April 2015 |
150401 |
ENERGIE-CHRONIK |
Mit dieser Grafik illustriert die EU-Kommission die drei wesentlichen Gründe, weshalb sie befürchtet, daß Gazprom seine marktbeherrschende Stellung in Zentral- und Osteuropa mißbrauchen "könnte". Was sie vorsichtshalber im Konjunktiv formuliert, ist freilich längst Realität. |
Die EU-Kommission ist der Ansicht, daß Gazprom eine umfassende Strategie zur Abschottung der mittel- und osteuropäischen Gasmärkte verfolgt. Wie sie am 22. April mitteilte, hat sie dem russischen Staatsunternehmen die Beschwerdepunkte jetzt schriftlich mitgeteilt. Es hat zwölf Wochen Zeit, um dazu Stellung zu nehmen. Falls die Kommission weiterhin der Ansicht ist, daß es mit seinem Geschäftsgebaren die EU-Kartellvorschriften verletzt, drohen ihm entsprechende Auflagen und eine Geldbuße von bis zu zehn Prozent des Jahresumsatzes. Gegenwärtig wären das 6,9 Milliarden Euro. Es bleibt jedoch ins Ermessen der Kommission gestellt, wie hoch die Buße tatsächlich ausfällt. Ebenso bestimmt sie selber über den Zeitpunkt, zu dem sie ihre abschließende Entscheidung trifft.

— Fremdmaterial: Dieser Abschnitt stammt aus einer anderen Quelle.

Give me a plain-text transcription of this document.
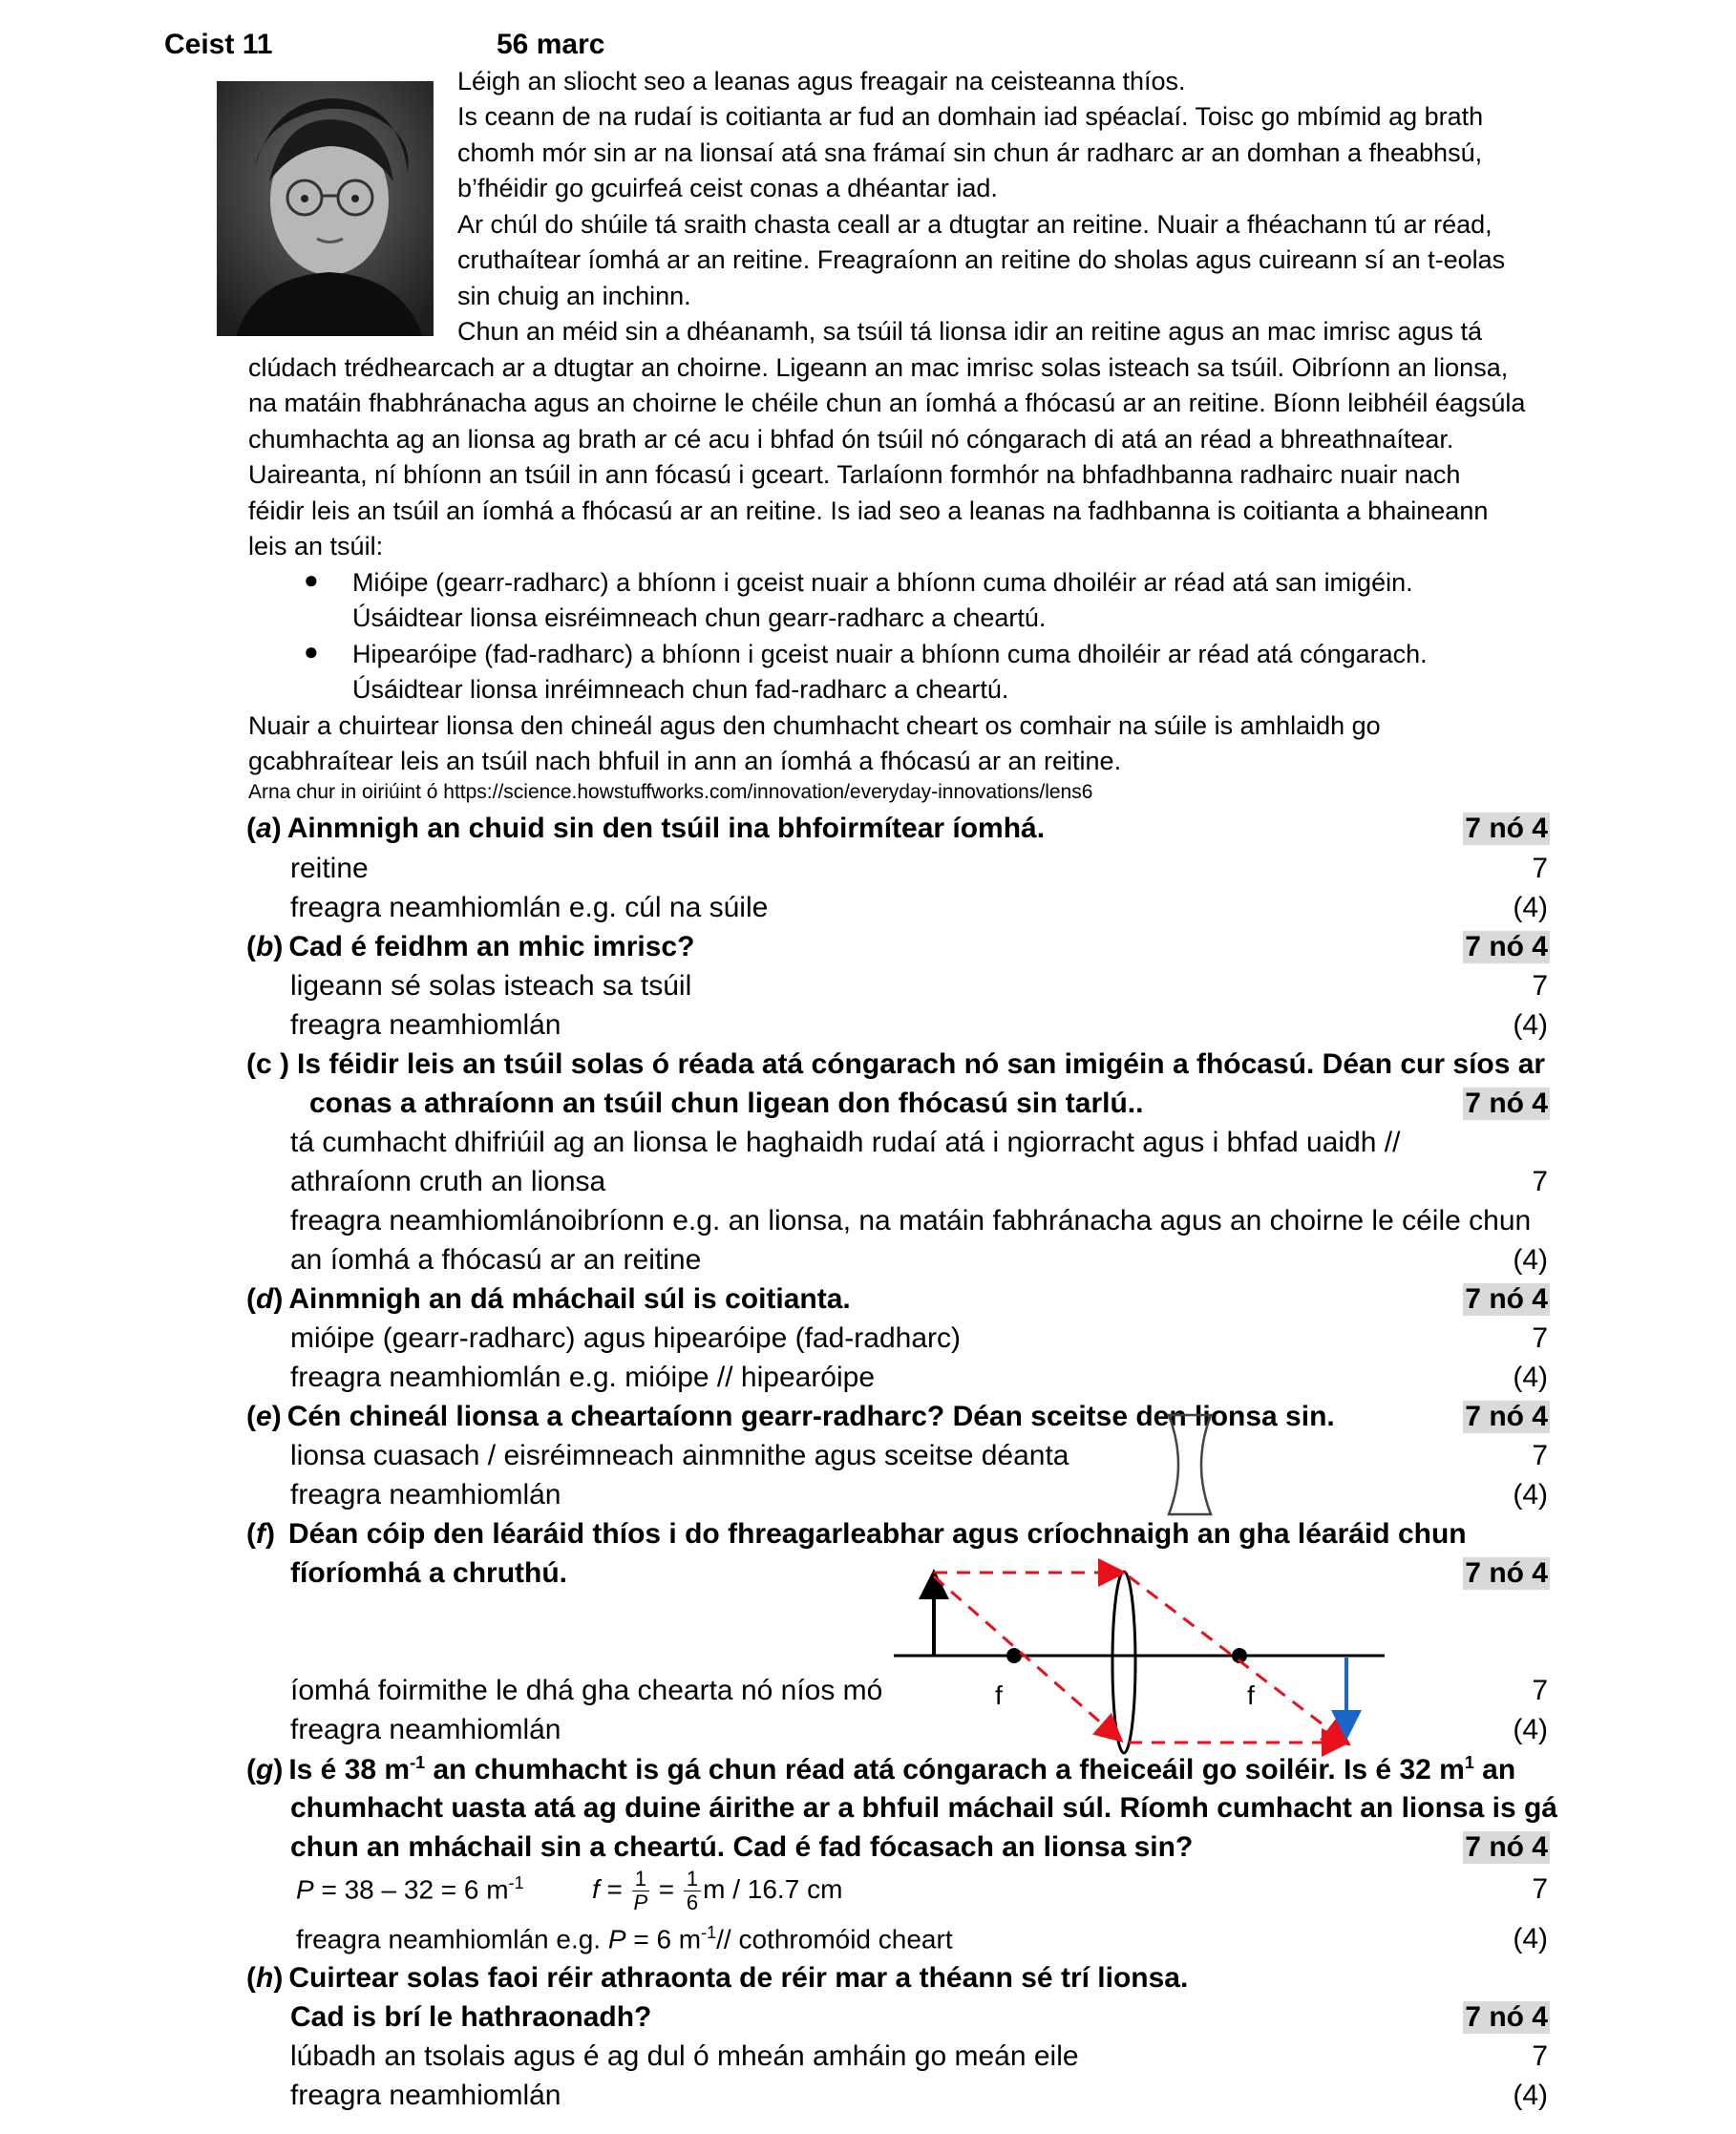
Ceist 11	56 marc
Léigh an sliocht seo a leanas agus freagair na ceisteanna thíos.
Is ceann de na rudaí is coitianta ar fud an domhain iad spéaclaí. Toisc go mbímid ag brath
chomh mór sin ar na lionsaí atá sna frámaí sin chun ár radharc ar an domhan a fheabhsú,
b’fhéidir go gcuirfeá ceist conas a dhéantar iad.
Ar chúl do shúile tá sraith chasta ceall ar a dtugtar an reitine. Nuair a fhéachann tú ar réad,
cruthaítear íomhá ar an reitine. Freagraíonn an reitine do sholas agus cuireann sí an t-eolas
sin chuig an inchinn.
Chun an méid sin a dhéanamh, sa tsúil tá lionsa idir an reitine agus an mac imrisc agus tá
clúdach trédhearcach ar a dtugtar an choirne. Ligeann an mac imrisc solas isteach sa tsúil. Oibríonn an lionsa,
na matáin fhabhránacha agus an choirne le chéile chun an íomhá a fhócasú ar an reitine. Bíonn leibhéil éagsúla
chumhachta ag an lionsa ag brath ar cé acu i bhfad ón tsúil nó cóngarach di atá an réad a bhreathnaítear.
Uaireanta, ní bhíonn an tsúil in ann fócasú i gceart. Tarlaíonn formhór na bhfadhbanna radhairc nuair nach
féidir leis an tsúil an íomhá a fhócasú ar an reitine. Is iad seo a leanas na fadhbanna is coitianta a bhaineann
leis an tsúil:
● Mióipe (gearr-radharc) a bhíonn i gceist nuair a bhíonn cuma dhoiléir ar réad atá san imigéin.
Úsáidtear lionsa eisréimneach chun gearr-radharc a cheartú.
● Hipearóipe (fad-radharc) a bhíonn i gceist nuair a bhíonn cuma dhoiléir ar réad atá cóngarach.
Úsáidtear lionsa inréimneach chun fad-radharc a cheartú.
Nuair a chuirtear lionsa den chineál agus den chumhacht cheart os comhair na súile is amhlaidh go
gcabhraítear leis an tsúil nach bhfuil in ann an íomhá a fhócasú ar an reitine.
Arna chur in oiriúint ó https://science.howstuffworks.com/innovation/everyday-innovations/lens6
(a) Ainmnigh an chuid sin den tsúil ina bhfoirmítear íomhá.	7 nó 4
reitine	7
freagra neamhiomlán e.g. cúl na súile	(4)
(b) Cad é feidhm an mhic imrisc?	7 nó 4
ligeann sé solas isteach sa tsúil	7
freagra neamhiomlán	(4)
(c ) Is féidir leis an tsúil solas ó réada atá cóngarach nó san imigéin a fhócasú. Déan cur síos ar
conas a athraíonn an tsúil chun ligean don fhócasú sin tarlú..	7 nó 4
tá cumhacht dhifriúil ag an lionsa le haghaidh rudaí atá i ngiorracht agus i bhfad uaidh //
athraíonn cruth an lionsa	7
freagra neamhiomlánoibríonn e.g. an lionsa, na matáin fabhránacha agus an choirne le céile chun
an íomhá a fhócasú ar an reitine	(4)
(d) Ainmnigh an dá mháchail súl is coitianta.	7 nó 4
mióipe (gearr-radharc) agus hipearóipe (fad-radharc)	7
freagra neamhiomlán e.g. mióipe // hipearóipe	(4)
(e) Cén chineál lionsa a cheartaíonn gearr-radharc? Déan sceitse den lionsa sin.	7 nó 4
lionsa cuasach / eisréimneach ainmnithe agus sceitse déanta	7
freagra neamhiomlán	(4)
(f) Déan cóip den léaráid thíos i do fhreagarleabhar agus críochnaigh an gha léaráid chun
fíoríomhá a chruthú.	7 nó 4
íomhá foirmithe le dhá gha chearta nó níos mó	7
freagra neamhiomlán	(4)
f	f
(g) Is é 38 $m^{-1}$ an chumhacht is gá chun réad atá cóngarach a fheiceáil go soiléir. Is é 32 $m^1$ an
chumhacht uasta atá ag duine áirithe ar a bhfuil máchail súl. Ríomh cumhacht an lionsa is gá
chun an mháchail sin a cheartú. Cad é fad fócasach an lionsa sin?	7 nó 4
P = 38 – 32 = 6 $m^{-1}$	$f = \frac{1}{P} = \frac{1}{6}$ m / 16.7 cm	7
freagra neamhiomlán e.g. P = 6 $m^{-1}//$ cothromóid cheart	(4)
(h) Cuirtear solas faoi réir athraonta de réir mar a théann sé trí lionsa.
Cad is brí le hathraonadh?	7 nó 4
lúbadh an tsolais agus é ag dul ó mheán amháin go meán eile	7
freagra neamhiomlán	(4)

Die Mitteilung der Beschwerdepunkte ist ein förmlicher Schritt bei der Untersuchung mutmaßlicher Verstöße gegen die EU-Kartellvorschriften. In diesem Fall geht es um das Kartellverfahren, das die Kommission am 31. August 2012 gegen Gazprom eingeleitet hat (120905). Ein Jahr zuvor hatte sie eine Razzia bei den europäischen Gazprom-Töchtern und deren Vertragspartnern durchgeführt, wobei die Suche nach Beweismaterial anscheinend erfolgreich war (110902).
Die Kommission legt Wert darauf, daß es sich um ein wettbewerbsrechtliches Verfahren handelt, das vor der Ukraine-Krise eingeleitet wurde. Die für Wettbewerbspolitik zuständige EU-Kommissarin Margrethe Vestager betonte in diesem Sinne: "Alle Unternehmen, die auf dem europäischen Markt tätig sind – unabhängig davon, ob es sich dabei um europäische Unternehmen handelt oder nicht – müssen die EU-Vorschriften einhalten." Dennoch wäre es naiv, den Verlauf und Ausgang des Kartellverfahrens isoliert vom politischen Hintergrund und der neuerdings im Rahmen der "Energieunion" gefaßten Beschlüsse (150303) zu betrachten. Die nun unmittelbar drohende Ahndung der seit langem bekannten Praktiken von Gazprom ist Teil der Verhandlungsspielmasse im aktuellen Konflikt zwischen Brüssel und Moskau.
Nach den bisherigen Feststellungen der Kommission ist Gazprom in acht EU-Mitgliedsstaaten nicht nur marktbeherrschender Erdgaslieferant, sondern verfolgt eine umfassende Strategie zur Behinderung des Wettbewerbs auf den Gasversorgungsmärkten. Es handelt sich dabei um Bulgarien, Tschechische Republik, Estland, Ungarn, Lettland, Litauen, Polen und Slowakei. Das Unternehmen mißbraucht damit seine marktbeherrschende Stellung und verstoße gegen Artikel 102 des Vertrags über die Arbeitsweise der Europäischen Union (AEUV).